Melanie Claire Nolan (born 1960) is a historian and university academic from New Zealand, specialising in labour and gender history. She is the director of the National Centre of Biography at the Australian National University, and general editor of the Australian Dictionary of Biography (ADB).

== Early life and education ==
Melanie Claire Nolan was born in 1960 in Reefton, on the West Coast of the South Island of New Zealand, to Paul Nolan and Alison Coad. She attended many schools as her parents moved around the country for work, including Villa Maria College, Christchurch (1967–1971), Mercy College, Timaru (1971) and St Patrick's College, Teschemakers, Oamaru, (1974–1975) and Mount Maunganui College, where she was dux.

In 1978 she won a scholarship to study at the University of Canterbury, which she attended from 1979 to 1985. She obtained a Master of Arts in 1985, with her masters thesis titled Jack McCullough : workers' representative on the Arbitration Court. She then won a further scholarship to study at the Australian National University, which she attended from 1986 to 1989 for her doctoral degree. Her thesis was a case study of women blue-collar workers in Victoria, Australia, from 1880 to 1939.

== Career ==
Nolan lectured in history at Victoria University of Wellington from 1992 to 2008, including holding the position of head of the history department for two years. She also worked in the New Zealand public service, including the State Services Commission (1984–1986), the Treaty Issues Unit of the Crown Law Office (1989), and the Historical Branch of the Department of Internal Affairs (1990–1992).

In 2008 Nolan was appointed general editor of the ADB as well as Professor of History, Director of the National Centre of Biography (NCB), positions she still holds as of August 2024.

== Recognition ==
Nolan won the 2006 Archives & Records Association of New Zealand Ian Wards Prize, and was shortlisted for the 2007 Ernest Scott Prize for her work Kin.

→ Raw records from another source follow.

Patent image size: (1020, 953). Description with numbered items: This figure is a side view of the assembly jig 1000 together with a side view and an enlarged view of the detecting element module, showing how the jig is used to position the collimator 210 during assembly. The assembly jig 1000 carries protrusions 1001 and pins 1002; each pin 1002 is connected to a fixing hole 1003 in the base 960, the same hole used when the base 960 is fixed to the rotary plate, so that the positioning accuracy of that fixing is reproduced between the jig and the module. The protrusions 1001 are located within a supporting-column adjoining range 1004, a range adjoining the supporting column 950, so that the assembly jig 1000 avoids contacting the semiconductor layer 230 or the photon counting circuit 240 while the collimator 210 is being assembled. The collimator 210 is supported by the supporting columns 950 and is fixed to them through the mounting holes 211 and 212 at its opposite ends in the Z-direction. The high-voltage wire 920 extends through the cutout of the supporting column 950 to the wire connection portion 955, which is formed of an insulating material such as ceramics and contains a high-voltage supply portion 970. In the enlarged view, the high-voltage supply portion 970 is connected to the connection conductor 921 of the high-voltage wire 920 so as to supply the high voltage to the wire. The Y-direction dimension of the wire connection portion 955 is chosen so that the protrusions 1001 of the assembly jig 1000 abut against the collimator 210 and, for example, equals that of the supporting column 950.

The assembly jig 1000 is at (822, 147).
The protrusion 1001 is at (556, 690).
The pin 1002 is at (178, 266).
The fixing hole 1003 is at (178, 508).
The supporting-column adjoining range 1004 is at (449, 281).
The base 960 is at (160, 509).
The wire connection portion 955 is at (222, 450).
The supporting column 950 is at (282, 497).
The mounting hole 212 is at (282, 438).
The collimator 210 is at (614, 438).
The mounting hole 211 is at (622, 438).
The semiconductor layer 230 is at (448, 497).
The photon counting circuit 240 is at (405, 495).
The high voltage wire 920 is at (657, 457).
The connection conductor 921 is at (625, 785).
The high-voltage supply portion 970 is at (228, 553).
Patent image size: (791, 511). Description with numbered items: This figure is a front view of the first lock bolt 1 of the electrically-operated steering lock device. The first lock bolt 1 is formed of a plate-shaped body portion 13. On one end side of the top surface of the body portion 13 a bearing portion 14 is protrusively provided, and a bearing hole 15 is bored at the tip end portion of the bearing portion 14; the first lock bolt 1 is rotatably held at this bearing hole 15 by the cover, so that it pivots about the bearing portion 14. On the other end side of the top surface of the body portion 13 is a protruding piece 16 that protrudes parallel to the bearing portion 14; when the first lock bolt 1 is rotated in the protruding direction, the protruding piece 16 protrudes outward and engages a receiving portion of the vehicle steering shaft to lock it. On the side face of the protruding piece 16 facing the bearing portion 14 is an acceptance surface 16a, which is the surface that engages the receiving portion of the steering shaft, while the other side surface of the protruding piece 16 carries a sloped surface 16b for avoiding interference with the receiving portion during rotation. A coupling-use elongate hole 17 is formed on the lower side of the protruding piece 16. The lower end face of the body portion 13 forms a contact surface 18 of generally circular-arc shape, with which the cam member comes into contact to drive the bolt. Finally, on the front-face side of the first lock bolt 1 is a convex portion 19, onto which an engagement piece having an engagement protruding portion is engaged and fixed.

In 2016 she was elected Fellow of the Academy of the Social Sciences in Australia.

== Selected works ==
- Suffrage and Beyond: International Feminist Perspectives (1994), (ed.)
- Breadwinning. New Zealand Women and the State (2000)
- Kin: A Collective Biography of a New Zealand Working-class Family (2005), Canterbury University Press
- Revolution: The 1913 Great Strike in New Zealand (2006), (ed.), Canterbury University Press
- War and Class. The Diary of Jack McCullough (2009), (ed.)
- Unions In Common Cause: The New Zealand Federation of Labour, 1937–1988 (2011), (ed.)